I am currently working on checking if a string contains accented characters. for example
hellohello ---> return true
helloéèhello ---> return false because the text contains accent characters
can anyone help me with the regex
thank you
CodePudding user response:
If you are trying to check for emails check out the answer that alex suggested but if you just want to check the above two test cases here it is.
Note this is not for testing valid email just some valid string
^[a-zA-Z@._]*[a-zA-z0-9]$
^
Starting with
[a-zA-Z0-9@._] lowercase, uppercase, digits,
@,
.&
_are valid characters meaning accent and other symbols are not valid
*greedy select matching previous character sets
[a-zA-z0-9]$` ends with alphanumeric data.
Example
hello@gmail.com ---> return true
helloégmail ---> return false because the text contains accent characters
hello1 -> true
test@ -> false as it should end with alphanumeric character
CodePudding user response:
I am not sure why you want a regex based answer. But if that is not absolutely necessary, then here is how you can do detect it.

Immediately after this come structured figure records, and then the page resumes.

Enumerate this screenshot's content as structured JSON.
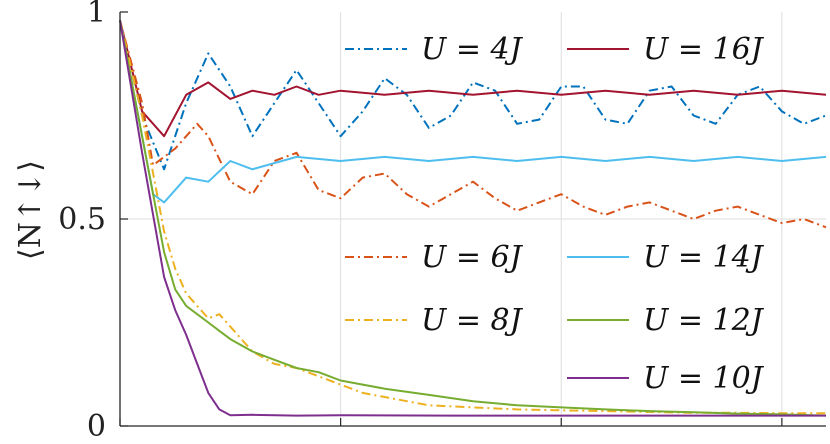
{
  "chart_data": {
    "type": "line",
    "xlim": [
      0,
      3.2
    ],
    "ylim": [
      0,
      1
    ],
    "xticks": [
      0,
      1,
      2,
      3
    ],
    "yticks": [
      {
        "value": 0,
        "label": "0"
      },
      {
        "value": 0.5,
        "label": "0.5"
      },
      {
        "value": 1,
        "label": "1"
      }
    ],
    "ylabel": "⟨N↑↓⟩",
    "grid": true,
    "legend_position": "inside, two columns",
    "series": [
      {
        "name": "U = 4J",
        "legend_label": "U = 4J",
        "color": "#0072BD",
        "dash": "dashdot",
        "x": [
          0,
          0.1,
          0.2,
          0.3,
          0.4,
          0.5,
          0.6,
          0.7,
          0.8,
          0.9,
          1.0,
          1.1,
          1.2,
          1.3,
          1.4,
          1.5,
          1.6,
          1.7,
          1.8,
          1.9,
          2.0,
          2.1,
          2.2,
          2.3,
          2.4,
          2.5,
          2.6,
          2.7,
          2.8,
          2.9,
          3.0,
          3.1,
          3.2
        ],
        "y": [
          0.98,
          0.75,
          0.62,
          0.78,
          0.9,
          0.82,
          0.7,
          0.78,
          0.86,
          0.78,
          0.7,
          0.76,
          0.84,
          0.8,
          0.72,
          0.75,
          0.83,
          0.81,
          0.73,
          0.74,
          0.82,
          0.82,
          0.74,
          0.73,
          0.81,
          0.82,
          0.75,
          0.73,
          0.8,
          0.82,
          0.76,
          0.73,
          0.75
        ]
      },
      {
        "name": "U = 16J",
        "legend_label": "U = 16J",
        "color": "#A2142F",
        "dash": "solid",
        "x": [
          0,
          0.1,
          0.2,
          0.3,
          0.4,
          0.5,
          0.6,
          0.7,
          0.8,
          0.9,
          1.0,
          1.2,
          1.4,
          1.6,
          1.8,
          2.0,
          2.2,
          2.4,
          2.6,
          2.8,
          3.0,
          3.2
        ],
        "y": [
          0.98,
          0.76,
          0.7,
          0.8,
          0.83,
          0.79,
          0.81,
          0.8,
          0.82,
          0.8,
          0.81,
          0.8,
          0.81,
          0.8,
          0.81,
          0.8,
          0.81,
          0.8,
          0.81,
          0.8,
          0.81,
          0.8
        ]
      },
      {
        "name": "U = 6J",
        "legend_label": "U = 6J",
        "color": "#D95319",
        "dash": "dashdot",
        "x": [
          0,
          0.1,
          0.15,
          0.25,
          0.35,
          0.4,
          0.5,
          0.6,
          0.7,
          0.8,
          0.9,
          1.0,
          1.1,
          1.2,
          1.3,
          1.4,
          1.5,
          1.6,
          1.7,
          1.8,
          1.9,
          2.0,
          2.1,
          2.2,
          2.3,
          2.4,
          2.5,
          2.6,
          2.7,
          2.8,
          2.9,
          3.0,
          3.1,
          3.2
        ],
        "y": [
          0.98,
          0.78,
          0.63,
          0.67,
          0.73,
          0.7,
          0.59,
          0.56,
          0.64,
          0.66,
          0.57,
          0.55,
          0.6,
          0.61,
          0.56,
          0.53,
          0.56,
          0.59,
          0.55,
          0.52,
          0.54,
          0.56,
          0.53,
          0.51,
          0.53,
          0.54,
          0.52,
          0.5,
          0.52,
          0.53,
          0.51,
          0.49,
          0.5,
          0.48
        ]
      },
      {
        "name": "U = 14J",
        "legend_label": "U = 14J",
        "color": "#4DBEEE",
        "dash": "solid",
        "x": [
          0,
          0.1,
          0.15,
          0.2,
          0.3,
          0.4,
          0.5,
          0.6,
          0.8,
          1.0,
          1.2,
          1.4,
          1.6,
          1.8,
          2.0,
          2.2,
          2.4,
          2.6,
          2.8,
          3.0,
          3.2
        ],
        "y": [
          0.98,
          0.7,
          0.56,
          0.54,
          0.6,
          0.59,
          0.64,
          0.62,
          0.65,
          0.64,
          0.65,
          0.64,
          0.65,
          0.64,
          0.65,
          0.64,
          0.65,
          0.64,
          0.65,
          0.64,
          0.65
        ]
      },
      {
        "name": "U = 8J",
        "legend_label": "U = 8J",
        "color": "#EDB120",
        "dash": "dashdot",
        "x": [
          0,
          0.1,
          0.2,
          0.25,
          0.3,
          0.4,
          0.45,
          0.5,
          0.6,
          0.7,
          0.8,
          0.9,
          1.0,
          1.1,
          1.2,
          1.3,
          1.4,
          1.6,
          1.8,
          2.0,
          2.2,
          2.4,
          2.6,
          2.8,
          3.0,
          3.2
        ],
        "y": [
          0.98,
          0.75,
          0.47,
          0.38,
          0.32,
          0.26,
          0.27,
          0.24,
          0.18,
          0.15,
          0.14,
          0.12,
          0.1,
          0.08,
          0.07,
          0.06,
          0.05,
          0.045,
          0.04,
          0.038,
          0.036,
          0.034,
          0.032,
          0.032,
          0.031,
          0.031
        ]
      },
      {
        "name": "U = 12J",
        "legend_label": "U = 12J",
        "color": "#77AC30",
        "dash": "solid",
        "x": [
          0,
          0.1,
          0.2,
          0.25,
          0.3,
          0.4,
          0.45,
          0.5,
          0.6,
          0.7,
          0.8,
          0.9,
          1.0,
          1.1,
          1.2,
          1.4,
          1.6,
          1.8,
          2.0,
          2.2,
          2.4,
          2.6,
          2.8,
          3.0,
          3.2
        ],
        "y": [
          0.98,
          0.7,
          0.42,
          0.33,
          0.29,
          0.25,
          0.23,
          0.21,
          0.18,
          0.16,
          0.14,
          0.13,
          0.11,
          0.1,
          0.09,
          0.075,
          0.06,
          0.05,
          0.045,
          0.04,
          0.036,
          0.033,
          0.03,
          0.028,
          0.025
        ]
      },
      {
        "name": "U = 10J",
        "legend_label": "U = 10J",
        "color": "#7E2F8E",
        "dash": "solid",
        "x": [
          0,
          0.1,
          0.2,
          0.25,
          0.3,
          0.35,
          0.4,
          0.45,
          0.5,
          0.6,
          0.8,
          1.0,
          1.5,
          2.0,
          2.5,
          3.0,
          3.2
        ],
        "y": [
          0.98,
          0.66,
          0.36,
          0.28,
          0.22,
          0.15,
          0.08,
          0.04,
          0.026,
          0.027,
          0.025,
          0.026,
          0.025,
          0.025,
          0.025,
          0.025,
          0.025
        ]
      }
    ]
  }
}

(Disclaimer: I am not familiar with European languages that have accented alphabets, so I may have missed some linguistic aspect here. Also, I am more familiar with Java and the JavaScript here may not be optimal.)
ASCII
If your text is ASCII, then I know no other way than looping through the character array and comparing its ASCII value to see if it is one of the accented characters. You can loop through from 1
to 255
and print the characters.
The accented characters, as I see, start from 192
onwards. However, not all characters beyond this are, so you will have to compare against the right set.
Here is a pseudocode that shows what I mean. (I am not skilled at JavaScript.)
/* This array has to be prepared by looking at all ASCII characters till 255. */
char[] accented = new char[]{ (char) 192, (char) 193, ... };
for( let c of Array.from( 'helloéèhello' ) ){
if( isPresentIn( c, accented ) ){
console.log( "Accented chars present" )
break;
}
}
Unicode
If this is a Unicode text, there is an indirect way to do this using normalization of Unicode characters. In Unicode, accented characters are usually composite characters. So, you can decompose the character and check if it has a component greater than code point 256.
To understand it in detail, you may go through the description at https://www.unicode.org/reports/tr15/tr15-23.html.
This is not perfect, but will be a good guide for you to come up with a more complete design.
Decomposing in JavaScript:
'helloéèhello'.normalize( 'NFD' )
Eg, é
decomposes into e
and code point 768, è
decomposes into e
and code point 769.
Note the difference in the characters without and after normalization.
Array.from( 'helloéèhello'.normalize( 'NFD' ) )
(14) ['h', 'e', 'l', 'l', 'o', 'e', '́', 'e', '̀', 'h', 'e', 'l', 'l', 'o']
Array.from( 'helloéèhello' )
(12) ['h', 'e', 'l', 'l', 'o', 'é', 'è', 'h', 'e', 'l', 'l', 'o']